About past 2 am, he suddenly jerked awake to find the man on the chair sitting next to him. He had his head on his knees and he was sobbing.

Abdul salaam got up in a hurry and held his hand.

‘Everything is going to be okay. Don’t worry, please. She will be fine.’

‘She is all I have,’ he replied.

‘just like my Saima.’ He answered ‘She is all I have.’

For the first time, the rich man realized that the man in tattered clothes sitting next to him was also here for the same reason that he was.

‘What happened to your Saima?’ he asked.

‘She had a tumour in her brain. They took it out but she is still lying there not moving a limb and today is the twenty-sixth day.’

‘Oh,’ was all that he could say.

‘I heard your daughter had an accident,’ he asked him

‘Yes,’ he replied. ‘She fell down the stairs.’

‘Oh…’

‘What do the doctors say?’ he asked him.

‘She can’t be flown out of the state in this condition. I feel so helpless,’ he said ignoring his question.

It wasn’t something that he would understand anyway so he kept quiet.

‘Will you have some water?’ he finally asked the man.

‘No, thank you. I have it in the room with me.’

‘You have a room in the hospital?’ Abdul Salaam asked him in apparent surprise

‘Yes,’ he replied.

Abdul Salaam knew that the man wouldn’t move an inch from the door of the ICU. Somehow it felt safe as if his mere presence would ward off all bad news.
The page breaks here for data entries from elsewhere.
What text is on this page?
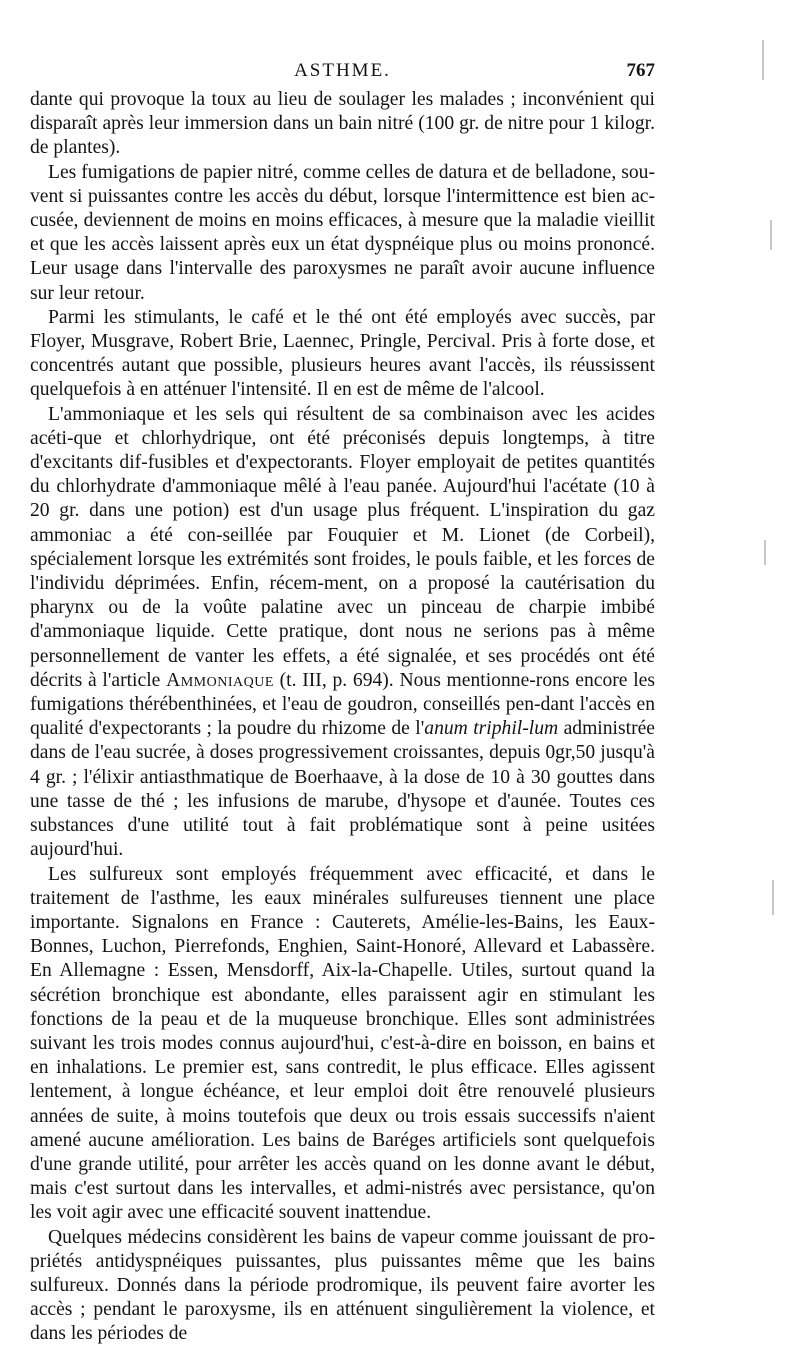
ASTHME.	767

dante qui provoque la toux au lieu de soulager les malades ; inconvénient qui disparaît après leur immersion dans un bain nitré (100 gr. de nitre pour 1 kilogr. de plantes).

Les fumigations de papier nitré, comme celles de datura et de belladone, sou-vent si puissantes contre les accès du début, lorsque l'intermittence est bien ac-cusée, deviennent de moins en moins efficaces, à mesure que la maladie vieillit et que les accès laissent après eux un état dyspnéique plus ou moins prononcé. Leur usage dans l'intervalle des paroxysmes ne paraît avoir aucune influence sur leur retour.

Parmi les stimulants, le café et le thé ont été employés avec succès, par Floyer, Musgrave, Robert Brie, Laennec, Pringle, Percival. Pris à forte dose, et concentrés autant que possible, plusieurs heures avant l'accès, ils réussissent quelquefois à en atténuer l'intensité. Il en est de même de l'alcool.

L'ammoniaque et les sels qui résultent de sa combinaison avec les acides acéti-que et chlorhydrique, ont été préconisés depuis longtemps, à titre d'excitants dif-fusibles et d'expectorants. Floyer employait de petites quantités du chlorhydrate d'ammoniaque mêlé à l'eau panée. Aujourd'hui l'acétate (10 à 20 gr. dans une potion) est d'un usage plus fréquent. L'inspiration du gaz ammoniac a été con-seillée par Fouquier et M. Lionet (de Corbeil), spécialement lorsque les extrémités sont froides, le pouls faible, et les forces de l'individu déprimées. Enfin, récem-ment, on a proposé la cautérisation du pharynx ou de la voûte palatine avec un pinceau de charpie imbibé d'ammoniaque liquide. Cette pratique, dont nous ne serions pas à même personnellement de vanter les effets, a été signalée, et ses procédés ont été décrits à l'article Ammoniaque (t. III, p. 694). Nous mentionne-rons encore les fumigations thérébenthinées, et l'eau de goudron, conseillés pen-dant l'accès en qualité d'expectorants ; la poudre du rhizome de l'anum triphil-lum administrée dans de l'eau sucrée, à doses progressivement croissantes, depuis 0gr,50 jusqu'à 4 gr. ; l'élixir antiasthmatique de Boerhaave, à la dose de 10 à 30 gouttes dans une tasse de thé ; les infusions de marube, d'hysope et d'aunée. Toutes ces substances d'une utilité tout à fait problématique sont à peine usitées aujourd'hui.

Les sulfureux sont employés fréquemment avec efficacité, et dans le traitement de l'asthme, les eaux minérales sulfureuses tiennent une place importante. Signalons en France : Cauterets, Amélie-les-Bains, les Eaux-Bonnes, Luchon, Pierrefonds, Enghien, Saint-Honoré, Allevard et Labassère. En Allemagne : Essen, Mensdorff, Aix-la-Chapelle. Utiles, surtout quand la sécrétion bronchique est abondante, elles paraissent agir en stimulant les fonctions de la peau et de la muqueuse bronchique. Elles sont administrées suivant les trois modes connus aujourd'hui, c'est-à-dire en boisson, en bains et en inhalations. Le premier est, sans contredit, le plus efficace. Elles agissent lentement, à longue échéance, et leur emploi doit être renouvelé plusieurs années de suite, à moins toutefois que deux ou trois essais successifs n'aient amené aucune amélioration. Les bains de Baréges artificiels sont quelquefois d'une grande utilité, pour arrêter les accès quand on les donne avant le début, mais c'est surtout dans les intervalles, et admi-nistrés avec persistance, qu'on les voit agir avec une efficacité souvent inattendue.

Quelques médecins considèrent les bains de vapeur comme jouissant de pro-priétés antidyspnéiques puissantes, plus puissantes même que les bains sulfureux. Donnés dans la période prodromique, ils peuvent faire avorter les accès ; pendant le paroxysme, ils en atténuent singulièrement la violence, et dans les périodes de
The doctor came out of the ICU and looked at the two men sitting there in some confusion.

Abdul Salam looked up at him.

Maybe the man’s daughter had improved. He thought.

‘Abdul Salam,’ he called.

‘Yes Sir,’ he got up in a hurry.

The doctor patted him on his shoulder. He jerked his hand aside. Something wasn’t exactly okay with the pat tonight. It was misplaced.

‘Look, you have to be patient,’ he said, trying to steer clear of his line of vision

The man in the black suit got up in some hurry too.

Abdul Salam didn’t have to be told the meaning of this sentence. He collapsed on the floor. The world swam in a haze before his eyes.

‘But today was the twenty-sixth day,’ he finally said, his voice choking on tears ‘and I sat and waited here for 26 days.’

‘For 26 days, I had it on my fingertips and I waited here and I thought it would keep her safe. I didn’t move, you know,”

The man in the black suit looked at him with tears in his eyes and then he hugged him tightly.

He suddenly realized that he too had been counting the hours. His daughter had been there for 15 hours now!